The Coven is a collective of women, nonbinary and trans-centered coworking spaces in the Twin Cities where professional and personal lives intertwine. The founders initially bonded over the industry’s failures to create equitable and inclusive workplaces, sharing a commitment to narrowing the gender gap and promoting and supporting women of color into leadership positions. Artful Living spoke with the Coven’s chief design officer, Erinn Farrell, about business, culture and the important support that the design of a space can offer different communities.
Why did you start the Coven?
We had a hunch that women, nonbinary and trans folx may be searching for a space where their professional and personal lives could intermingle, a place where they could perhaps shed the armor they walk through the world with and discover and celebrate their whole selves. We tested this hypothesis with hundreds of interviews and focus groups that we dubbed “witching hours,” calling into conversations folx across the Twin Cities to spend time together and to provide us feedback about our idea. We immediately experienced the magic that happens when womxn come together.
In sharing space with all these folx from differing lived experiences, socioeconomics, industries and generations, we started to notice something incredible: a bias for risk taking where the community began to both inspire and support each individual’s goals and aspirations of growth.
What is the mission of the Coven?
The Coven exists to create physical and psychological safety for our members to explore, connect, grow and build their lives.
How does the design of your space enrich the Coven’s culture?
Although I lead the design of our spaces, as a white woman, I recognized it was essential to not allow my choices and likes to be the only design represented; that narrative is too singular, too specific and, frankly, all too present in spaces already. In executing our design, we collaborated with folx of different races and gender identifications to ensure we acknowledge, honor and celebrate a multitude of lived experiences within our spaces. This commitment is embodied in elements as diverse as the size and scale of our furniture, the art on our walls, the naming of our rooms, the books on our shelves, and the lighting in our spaces. We also made a commitment to hot pink linoleum flooring, which brings a lot of joy to our members.
As the Coven grows, how do you maintain the integrity of the space?

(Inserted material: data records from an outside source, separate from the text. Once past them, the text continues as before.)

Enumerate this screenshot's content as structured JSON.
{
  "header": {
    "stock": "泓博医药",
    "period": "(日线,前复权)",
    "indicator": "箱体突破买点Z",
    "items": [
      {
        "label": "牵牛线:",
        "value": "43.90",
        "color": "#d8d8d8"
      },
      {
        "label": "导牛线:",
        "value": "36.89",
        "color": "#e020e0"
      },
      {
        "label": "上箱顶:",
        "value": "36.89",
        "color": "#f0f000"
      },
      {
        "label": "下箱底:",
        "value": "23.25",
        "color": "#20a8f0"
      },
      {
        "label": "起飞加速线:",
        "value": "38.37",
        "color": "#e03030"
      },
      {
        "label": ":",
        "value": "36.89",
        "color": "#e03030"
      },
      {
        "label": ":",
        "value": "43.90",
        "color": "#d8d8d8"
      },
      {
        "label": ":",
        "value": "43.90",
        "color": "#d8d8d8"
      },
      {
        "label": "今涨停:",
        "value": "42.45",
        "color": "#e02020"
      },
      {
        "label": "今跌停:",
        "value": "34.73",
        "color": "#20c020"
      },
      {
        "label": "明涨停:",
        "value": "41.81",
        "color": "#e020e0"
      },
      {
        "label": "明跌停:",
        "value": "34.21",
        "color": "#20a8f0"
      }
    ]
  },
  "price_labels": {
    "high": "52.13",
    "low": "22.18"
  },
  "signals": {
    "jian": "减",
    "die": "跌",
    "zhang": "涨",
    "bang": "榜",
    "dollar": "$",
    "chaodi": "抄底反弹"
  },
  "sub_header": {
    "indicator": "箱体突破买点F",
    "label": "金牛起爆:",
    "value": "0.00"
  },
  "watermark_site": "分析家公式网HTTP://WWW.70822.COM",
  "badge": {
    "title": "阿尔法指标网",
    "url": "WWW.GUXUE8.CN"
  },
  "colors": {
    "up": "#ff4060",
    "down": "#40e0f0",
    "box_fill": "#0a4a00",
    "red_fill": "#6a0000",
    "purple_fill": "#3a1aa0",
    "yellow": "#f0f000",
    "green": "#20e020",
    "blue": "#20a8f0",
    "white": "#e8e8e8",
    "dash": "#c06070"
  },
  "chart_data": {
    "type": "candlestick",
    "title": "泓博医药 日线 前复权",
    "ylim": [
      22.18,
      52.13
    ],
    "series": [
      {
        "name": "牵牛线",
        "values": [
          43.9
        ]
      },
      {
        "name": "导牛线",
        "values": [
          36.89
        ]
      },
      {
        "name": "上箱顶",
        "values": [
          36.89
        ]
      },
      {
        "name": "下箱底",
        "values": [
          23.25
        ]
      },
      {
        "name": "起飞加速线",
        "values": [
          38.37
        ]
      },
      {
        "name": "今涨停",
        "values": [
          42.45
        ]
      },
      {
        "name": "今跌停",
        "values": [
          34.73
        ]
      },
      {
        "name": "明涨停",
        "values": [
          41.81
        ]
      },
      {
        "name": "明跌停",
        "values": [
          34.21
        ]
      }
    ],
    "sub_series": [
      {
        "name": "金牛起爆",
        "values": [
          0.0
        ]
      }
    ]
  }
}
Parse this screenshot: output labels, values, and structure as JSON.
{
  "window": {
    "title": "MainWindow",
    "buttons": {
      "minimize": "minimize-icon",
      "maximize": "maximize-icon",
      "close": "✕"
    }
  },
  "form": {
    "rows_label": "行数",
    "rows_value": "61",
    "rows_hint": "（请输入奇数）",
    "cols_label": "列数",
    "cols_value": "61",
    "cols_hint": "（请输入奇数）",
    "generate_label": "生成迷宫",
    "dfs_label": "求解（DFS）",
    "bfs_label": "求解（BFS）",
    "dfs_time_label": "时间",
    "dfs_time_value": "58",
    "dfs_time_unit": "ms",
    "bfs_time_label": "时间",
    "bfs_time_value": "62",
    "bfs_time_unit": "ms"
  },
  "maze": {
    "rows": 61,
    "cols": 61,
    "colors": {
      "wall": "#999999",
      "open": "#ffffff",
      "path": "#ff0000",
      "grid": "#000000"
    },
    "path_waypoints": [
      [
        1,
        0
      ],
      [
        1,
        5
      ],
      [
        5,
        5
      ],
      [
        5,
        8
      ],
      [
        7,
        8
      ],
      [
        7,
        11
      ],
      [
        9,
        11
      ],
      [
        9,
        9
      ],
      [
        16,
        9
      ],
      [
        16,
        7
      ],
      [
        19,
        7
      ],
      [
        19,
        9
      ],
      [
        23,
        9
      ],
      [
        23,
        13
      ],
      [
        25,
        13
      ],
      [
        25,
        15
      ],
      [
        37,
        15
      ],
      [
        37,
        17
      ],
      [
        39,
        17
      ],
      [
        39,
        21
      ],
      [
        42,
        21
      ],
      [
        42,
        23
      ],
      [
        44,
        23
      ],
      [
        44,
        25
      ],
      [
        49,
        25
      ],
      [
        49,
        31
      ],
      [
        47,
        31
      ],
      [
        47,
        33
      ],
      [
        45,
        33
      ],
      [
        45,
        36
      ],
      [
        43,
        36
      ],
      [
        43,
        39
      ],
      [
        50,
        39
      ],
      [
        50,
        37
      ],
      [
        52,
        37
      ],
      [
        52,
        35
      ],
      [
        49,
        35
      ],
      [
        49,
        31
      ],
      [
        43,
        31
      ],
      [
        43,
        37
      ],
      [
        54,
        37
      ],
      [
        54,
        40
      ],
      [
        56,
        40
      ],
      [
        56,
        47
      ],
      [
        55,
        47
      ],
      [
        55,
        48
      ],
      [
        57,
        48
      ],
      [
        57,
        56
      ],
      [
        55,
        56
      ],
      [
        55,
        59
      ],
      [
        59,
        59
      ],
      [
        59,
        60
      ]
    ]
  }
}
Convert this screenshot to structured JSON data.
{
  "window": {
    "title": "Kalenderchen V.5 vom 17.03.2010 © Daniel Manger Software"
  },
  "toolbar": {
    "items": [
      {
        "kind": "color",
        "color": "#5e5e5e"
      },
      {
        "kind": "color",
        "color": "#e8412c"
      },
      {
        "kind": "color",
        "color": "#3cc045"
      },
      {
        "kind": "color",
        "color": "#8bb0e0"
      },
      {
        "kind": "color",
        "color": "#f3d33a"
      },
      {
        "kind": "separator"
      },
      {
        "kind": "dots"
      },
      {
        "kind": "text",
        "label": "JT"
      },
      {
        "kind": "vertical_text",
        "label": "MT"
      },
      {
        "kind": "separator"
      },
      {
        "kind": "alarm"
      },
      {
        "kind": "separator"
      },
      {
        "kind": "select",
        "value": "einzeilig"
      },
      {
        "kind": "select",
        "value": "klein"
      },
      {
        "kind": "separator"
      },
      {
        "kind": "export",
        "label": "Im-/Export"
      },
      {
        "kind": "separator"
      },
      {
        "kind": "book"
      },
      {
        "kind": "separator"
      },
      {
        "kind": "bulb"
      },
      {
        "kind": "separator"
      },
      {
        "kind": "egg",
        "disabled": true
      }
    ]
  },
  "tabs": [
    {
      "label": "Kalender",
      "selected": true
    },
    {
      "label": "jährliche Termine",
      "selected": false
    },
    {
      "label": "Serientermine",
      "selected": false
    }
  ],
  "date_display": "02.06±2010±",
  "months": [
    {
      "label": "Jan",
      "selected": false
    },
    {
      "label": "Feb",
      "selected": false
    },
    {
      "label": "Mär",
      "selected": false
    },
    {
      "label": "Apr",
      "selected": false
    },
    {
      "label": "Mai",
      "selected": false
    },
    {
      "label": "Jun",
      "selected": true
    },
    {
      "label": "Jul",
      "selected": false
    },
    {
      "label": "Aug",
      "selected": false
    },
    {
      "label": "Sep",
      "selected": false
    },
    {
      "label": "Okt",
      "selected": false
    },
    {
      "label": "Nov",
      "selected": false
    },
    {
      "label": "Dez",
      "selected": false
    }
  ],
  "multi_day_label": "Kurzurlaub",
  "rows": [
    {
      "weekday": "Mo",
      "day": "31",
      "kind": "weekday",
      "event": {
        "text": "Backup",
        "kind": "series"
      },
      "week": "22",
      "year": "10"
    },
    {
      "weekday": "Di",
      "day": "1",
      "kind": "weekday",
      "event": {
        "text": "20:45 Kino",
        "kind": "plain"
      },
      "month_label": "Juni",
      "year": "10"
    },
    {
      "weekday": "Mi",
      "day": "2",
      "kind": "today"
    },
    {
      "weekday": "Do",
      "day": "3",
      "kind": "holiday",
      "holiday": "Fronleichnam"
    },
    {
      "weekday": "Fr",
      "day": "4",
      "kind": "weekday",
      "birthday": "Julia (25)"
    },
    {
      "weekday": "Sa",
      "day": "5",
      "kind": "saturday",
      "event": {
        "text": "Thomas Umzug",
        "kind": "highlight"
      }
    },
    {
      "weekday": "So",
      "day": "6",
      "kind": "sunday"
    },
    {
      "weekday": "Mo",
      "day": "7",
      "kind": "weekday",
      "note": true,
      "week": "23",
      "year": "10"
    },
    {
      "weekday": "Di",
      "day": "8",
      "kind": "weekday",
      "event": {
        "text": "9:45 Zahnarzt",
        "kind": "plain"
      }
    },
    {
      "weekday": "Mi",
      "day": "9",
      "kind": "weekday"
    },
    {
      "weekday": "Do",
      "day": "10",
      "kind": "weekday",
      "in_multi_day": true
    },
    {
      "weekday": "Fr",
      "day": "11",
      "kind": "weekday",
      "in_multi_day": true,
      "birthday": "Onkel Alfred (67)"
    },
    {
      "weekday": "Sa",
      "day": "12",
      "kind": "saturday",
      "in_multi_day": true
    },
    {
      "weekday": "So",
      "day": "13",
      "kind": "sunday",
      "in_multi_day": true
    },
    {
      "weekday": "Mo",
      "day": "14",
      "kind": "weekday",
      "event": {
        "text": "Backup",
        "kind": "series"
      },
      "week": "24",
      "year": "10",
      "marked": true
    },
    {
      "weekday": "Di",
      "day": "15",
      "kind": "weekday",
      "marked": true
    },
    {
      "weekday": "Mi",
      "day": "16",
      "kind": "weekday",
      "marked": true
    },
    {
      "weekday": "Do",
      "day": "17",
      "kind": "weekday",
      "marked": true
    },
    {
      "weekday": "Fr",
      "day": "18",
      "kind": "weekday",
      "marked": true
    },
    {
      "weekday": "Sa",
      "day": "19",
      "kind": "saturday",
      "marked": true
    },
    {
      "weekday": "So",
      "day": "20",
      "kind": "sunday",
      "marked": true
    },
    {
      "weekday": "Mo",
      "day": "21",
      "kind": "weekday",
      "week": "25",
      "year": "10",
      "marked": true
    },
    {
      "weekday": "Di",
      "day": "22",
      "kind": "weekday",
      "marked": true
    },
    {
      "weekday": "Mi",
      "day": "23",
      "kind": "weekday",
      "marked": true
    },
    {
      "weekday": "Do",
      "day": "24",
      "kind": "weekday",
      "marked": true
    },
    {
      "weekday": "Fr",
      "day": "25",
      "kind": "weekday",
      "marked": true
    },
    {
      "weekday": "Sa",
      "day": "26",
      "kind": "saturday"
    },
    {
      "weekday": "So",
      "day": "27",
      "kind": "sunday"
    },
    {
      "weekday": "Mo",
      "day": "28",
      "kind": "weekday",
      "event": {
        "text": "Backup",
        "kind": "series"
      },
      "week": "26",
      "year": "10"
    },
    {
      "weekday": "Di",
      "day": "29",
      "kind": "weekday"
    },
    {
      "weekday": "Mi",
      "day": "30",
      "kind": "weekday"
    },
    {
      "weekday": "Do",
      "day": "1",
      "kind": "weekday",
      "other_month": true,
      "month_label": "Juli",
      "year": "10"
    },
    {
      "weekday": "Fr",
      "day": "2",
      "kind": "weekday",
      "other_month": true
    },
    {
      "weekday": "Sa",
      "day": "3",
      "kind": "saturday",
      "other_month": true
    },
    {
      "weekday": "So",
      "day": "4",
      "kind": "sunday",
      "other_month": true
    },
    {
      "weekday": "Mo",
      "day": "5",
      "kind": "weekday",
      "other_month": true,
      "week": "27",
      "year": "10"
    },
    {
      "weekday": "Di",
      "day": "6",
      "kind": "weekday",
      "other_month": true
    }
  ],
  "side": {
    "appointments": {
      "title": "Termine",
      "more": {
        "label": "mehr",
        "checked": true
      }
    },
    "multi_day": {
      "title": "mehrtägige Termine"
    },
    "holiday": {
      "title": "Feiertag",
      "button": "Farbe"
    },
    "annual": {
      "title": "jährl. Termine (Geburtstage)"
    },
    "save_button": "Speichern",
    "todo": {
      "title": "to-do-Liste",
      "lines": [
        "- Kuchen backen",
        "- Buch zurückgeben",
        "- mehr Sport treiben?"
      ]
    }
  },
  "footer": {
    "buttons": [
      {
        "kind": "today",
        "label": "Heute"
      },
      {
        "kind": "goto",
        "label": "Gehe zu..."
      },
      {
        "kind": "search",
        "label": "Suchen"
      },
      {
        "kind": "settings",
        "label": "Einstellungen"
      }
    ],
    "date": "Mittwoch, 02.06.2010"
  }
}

First, I think it’s important to note that the culture we’re helping to build within the Coven is not simply set and projected; that is the difference between a brand and a culture. A brand has a definitive, set perspective and beckons you to join if you want to be like that brand. A culture is made up of the patterns, behaviors and environment that occurs when folx come together. When I describe the design of our space and how it relates to culture, it has been important to acknowledge upfront that we are not building a culture — we’re holding space for cultures, stories and experiences to unfold. A space cannot feel psychologically or physically safe if it is imposed on you, no matter how beautiful, cool or shiny it is.
To that end, we’ve really prioritized spending time in the communities that make up the Twin Cities before we’ve opened our spaces to uniquely design each one of them to reflect the neighborhood they are a part of. We’ve been really aware of holding space for the possibility of what can happen in them versus dictating it — that is the integrity of experience we are trying to build and replicate.
When it comes to the diverse Twin Cities community, how does the Coven play a role?
I think the magic comes in how you define community: Is it just your membership, your neighborhood or your city? We’ve taken the perspective that community is as broad as we want to make it, and that allows us to acknowledge and support folx across the Twin Cities regardless of if they’ll ever become a member of our space. As founders, staff and members, we love the Twin Cities, but we are also driven to hold ourselves and one another accountable to interrogate our necessary growth.
In the weeks following George Floyd’s killing, we’ve broadened our efforts to support community organizing. We’ve used our Minneapolis space to collect food and other donated items for locals affected by protests and police violence, sending nearly 300 carloads into communities.
From the onset, we built our business around a social equity model, ensuring that socioeconomics are never a barrier to participate. Our close ties to community organizing have helped create an inclusive and racially diverse customer base. All of this effort is intended to create a table big enough for everyone to not just reflect a specific sliver of the Twin Cities, but to truly create a space where joyful relationships and growth are abundant.
And with that commitment comes fostering a more inclusive environment.
Membership is open for anyone, and we do have cisgender males as members, but every element of our space is designed with marginalized genders in mind. Everything from our programming, our furniture, the books on our shelves, and how we communicate in digital spaces is designed to accommodate and validate the lived experiences of womxn. As cofounders, our experiences in both corporate and personal settings found us constantly trying to fit into environments that were not built for us. The result is a shrinking of oneself and becoming a version of oneself that is not whole. Although we are open to everyone, we are bullish on building and executing everything we do with the needs of marginalized genders in mind.